As shown in Table 2, the initial helical scan contributes 89% of the total radiation dose; with the snapshot mode contributing the remaining 11%. This suggests that the area for greatest potential dose reduction lies not only with decreasing current and voltage during this initial helical scan, but by judiciously limiting the length of this helical scan to only the area of interest. Likewise, smaller radiation dose savings can be accomplished by doing the same with during the snapshot mode. This is the reason we chose to represent total patient radiation dose with DLP rather than CTDIvol as it takes into account not only the radiation dose to an individual slice of the patient, but to how much of the patient has been irradiated. If the CTDIvol for the helical and snapshot mode portions of the exam were equal, the DLP for the helical portion will nearly always be higher than the snapshot mode due to the sheer number of slices imaged.
The major limitation to this study is its small population size. A post hoc statistical power calculation suggests that we would only detect a decrease in procedural success from 99% to 95% (i.e. a five-fold increase in failure rate) during dose reduced procedures 18% of the time; however radiation dose reductions for all groups of procedures were significant. Control procedures are limited as well as no two CT-guided procedures are exactly alike. Bilateral cases served as their own controls and are as close to true controls as possible. However, comparisons between procedures done on different people are limited by different scan lengths, patient body habitus, and bone mineral density. As all dose reductions were done manually with varying degrees of reduction based on region of interest, patient body habitus, and patient age, repeatability of this study is limited. However, even if this study is not exactly repeatable, it serves to illustrate that a practitioner can simply manually lower current and voltage from their default settings and obtain significant radiation dose reduction to the patient. The degree to which a radiologist is willing to decrease radiation dose, and therefore image quality, will vary based on the individual. The DLPs we observed were slightly different between real dose reduced cases and phantom cases performed at the same settings. This may have been due to automatic current modulation, but it raises the point that calculation of exact radiation doses is not a simple task. Keep in mind that CTDIvol and DLP are just approximations of the true patient radiation dose.

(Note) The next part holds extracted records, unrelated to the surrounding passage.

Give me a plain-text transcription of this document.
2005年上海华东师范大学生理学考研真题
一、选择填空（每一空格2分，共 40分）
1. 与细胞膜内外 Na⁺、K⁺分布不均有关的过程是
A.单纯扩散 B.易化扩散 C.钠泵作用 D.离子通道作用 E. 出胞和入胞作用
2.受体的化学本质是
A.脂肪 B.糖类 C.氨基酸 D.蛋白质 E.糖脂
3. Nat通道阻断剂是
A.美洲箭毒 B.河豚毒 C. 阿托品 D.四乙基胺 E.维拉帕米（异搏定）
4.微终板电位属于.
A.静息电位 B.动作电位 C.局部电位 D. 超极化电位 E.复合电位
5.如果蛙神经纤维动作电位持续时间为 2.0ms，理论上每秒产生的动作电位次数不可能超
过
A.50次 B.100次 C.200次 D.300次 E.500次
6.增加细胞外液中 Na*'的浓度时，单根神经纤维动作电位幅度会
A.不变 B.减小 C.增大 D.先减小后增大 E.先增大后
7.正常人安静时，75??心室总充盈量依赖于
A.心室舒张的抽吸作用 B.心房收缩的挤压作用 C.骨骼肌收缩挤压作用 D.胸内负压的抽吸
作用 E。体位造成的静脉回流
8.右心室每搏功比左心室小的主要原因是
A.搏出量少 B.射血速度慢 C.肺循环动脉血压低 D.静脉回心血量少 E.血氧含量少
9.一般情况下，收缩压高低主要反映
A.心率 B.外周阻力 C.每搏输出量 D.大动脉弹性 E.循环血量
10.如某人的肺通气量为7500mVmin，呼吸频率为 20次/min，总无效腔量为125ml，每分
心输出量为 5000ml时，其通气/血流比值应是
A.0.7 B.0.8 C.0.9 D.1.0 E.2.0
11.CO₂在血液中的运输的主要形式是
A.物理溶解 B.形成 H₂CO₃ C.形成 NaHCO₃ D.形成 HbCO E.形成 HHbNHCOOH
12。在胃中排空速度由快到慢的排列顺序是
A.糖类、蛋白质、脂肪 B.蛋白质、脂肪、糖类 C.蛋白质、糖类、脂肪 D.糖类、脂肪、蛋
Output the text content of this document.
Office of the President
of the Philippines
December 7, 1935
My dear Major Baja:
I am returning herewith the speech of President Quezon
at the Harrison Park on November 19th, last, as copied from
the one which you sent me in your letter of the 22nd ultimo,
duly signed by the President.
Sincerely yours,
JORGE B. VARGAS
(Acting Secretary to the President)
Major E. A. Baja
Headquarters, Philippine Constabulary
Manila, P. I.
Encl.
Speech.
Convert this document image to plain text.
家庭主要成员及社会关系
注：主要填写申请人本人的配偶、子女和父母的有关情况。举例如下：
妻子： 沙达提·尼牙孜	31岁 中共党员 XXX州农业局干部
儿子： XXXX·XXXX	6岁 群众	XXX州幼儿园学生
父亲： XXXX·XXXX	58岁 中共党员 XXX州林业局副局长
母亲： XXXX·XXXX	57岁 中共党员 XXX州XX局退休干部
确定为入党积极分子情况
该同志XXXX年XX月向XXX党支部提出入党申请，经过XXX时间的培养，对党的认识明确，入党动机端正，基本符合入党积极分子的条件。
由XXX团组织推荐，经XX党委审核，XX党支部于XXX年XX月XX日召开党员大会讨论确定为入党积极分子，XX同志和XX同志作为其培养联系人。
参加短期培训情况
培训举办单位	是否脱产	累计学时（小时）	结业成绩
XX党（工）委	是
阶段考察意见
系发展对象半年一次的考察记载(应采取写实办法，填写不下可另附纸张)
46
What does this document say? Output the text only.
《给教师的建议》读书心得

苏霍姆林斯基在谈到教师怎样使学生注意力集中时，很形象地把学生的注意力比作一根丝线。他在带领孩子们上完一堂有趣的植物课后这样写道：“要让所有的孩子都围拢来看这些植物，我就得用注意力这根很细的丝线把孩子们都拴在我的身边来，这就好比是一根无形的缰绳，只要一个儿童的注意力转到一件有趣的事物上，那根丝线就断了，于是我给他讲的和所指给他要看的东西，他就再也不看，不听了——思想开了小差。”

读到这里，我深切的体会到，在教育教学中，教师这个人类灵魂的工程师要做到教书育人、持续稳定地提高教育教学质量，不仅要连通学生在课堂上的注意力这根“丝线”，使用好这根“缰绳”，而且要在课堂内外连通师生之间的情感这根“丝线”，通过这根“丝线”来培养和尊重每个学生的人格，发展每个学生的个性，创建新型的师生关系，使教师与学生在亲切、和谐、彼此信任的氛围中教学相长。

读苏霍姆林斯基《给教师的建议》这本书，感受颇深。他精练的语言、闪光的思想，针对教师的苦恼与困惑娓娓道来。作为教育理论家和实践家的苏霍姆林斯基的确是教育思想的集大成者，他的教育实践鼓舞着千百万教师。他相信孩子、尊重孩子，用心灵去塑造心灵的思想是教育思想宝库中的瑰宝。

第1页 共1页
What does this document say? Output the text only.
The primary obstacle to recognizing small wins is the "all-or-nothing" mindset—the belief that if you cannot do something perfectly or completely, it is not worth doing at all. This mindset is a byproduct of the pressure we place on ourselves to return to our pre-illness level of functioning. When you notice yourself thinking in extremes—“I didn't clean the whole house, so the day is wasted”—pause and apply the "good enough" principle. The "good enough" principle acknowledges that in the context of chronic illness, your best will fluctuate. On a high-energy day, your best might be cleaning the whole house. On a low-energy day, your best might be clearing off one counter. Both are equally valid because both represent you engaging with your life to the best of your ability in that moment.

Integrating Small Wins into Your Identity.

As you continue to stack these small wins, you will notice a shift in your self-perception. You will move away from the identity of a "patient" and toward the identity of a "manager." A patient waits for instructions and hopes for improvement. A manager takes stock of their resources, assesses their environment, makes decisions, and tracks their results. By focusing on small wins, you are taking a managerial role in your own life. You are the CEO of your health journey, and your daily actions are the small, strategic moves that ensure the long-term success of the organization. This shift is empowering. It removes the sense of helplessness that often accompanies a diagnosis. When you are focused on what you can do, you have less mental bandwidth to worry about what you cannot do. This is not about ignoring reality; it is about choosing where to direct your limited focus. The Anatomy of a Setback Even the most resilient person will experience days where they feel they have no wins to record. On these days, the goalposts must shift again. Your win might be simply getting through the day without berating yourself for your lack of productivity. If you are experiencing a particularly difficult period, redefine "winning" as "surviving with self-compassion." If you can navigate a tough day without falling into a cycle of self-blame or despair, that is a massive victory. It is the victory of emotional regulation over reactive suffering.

In Table 1, a few of the 95% confidence intervals are quite high, for example “joint aspirations/injections”. This is likely due to the procedures being carried out on different body parts on patients of differing body habitus. A subtalar joint injection will have quite a different radiation dose than a sacroiliac joint injection.
At our institution, aside from using CT snapshot mode, there are currently no specific protocols to reduce patient radiation dose for musculoskeletal CT-guided procedures, and practitioners generally use the default CT scanner settings.
Our study shows that significant reduction in radiation dose without reduction in procedural accuracy can be achieved by simply lowering the CT scanner voltage and current from their default settings. With careful screening and case selection, in some cases radiation may be avoided all together by utilizing ultrasound or MRI image guidance.
Conflicts of interest
The authors declare no conflicts of interest.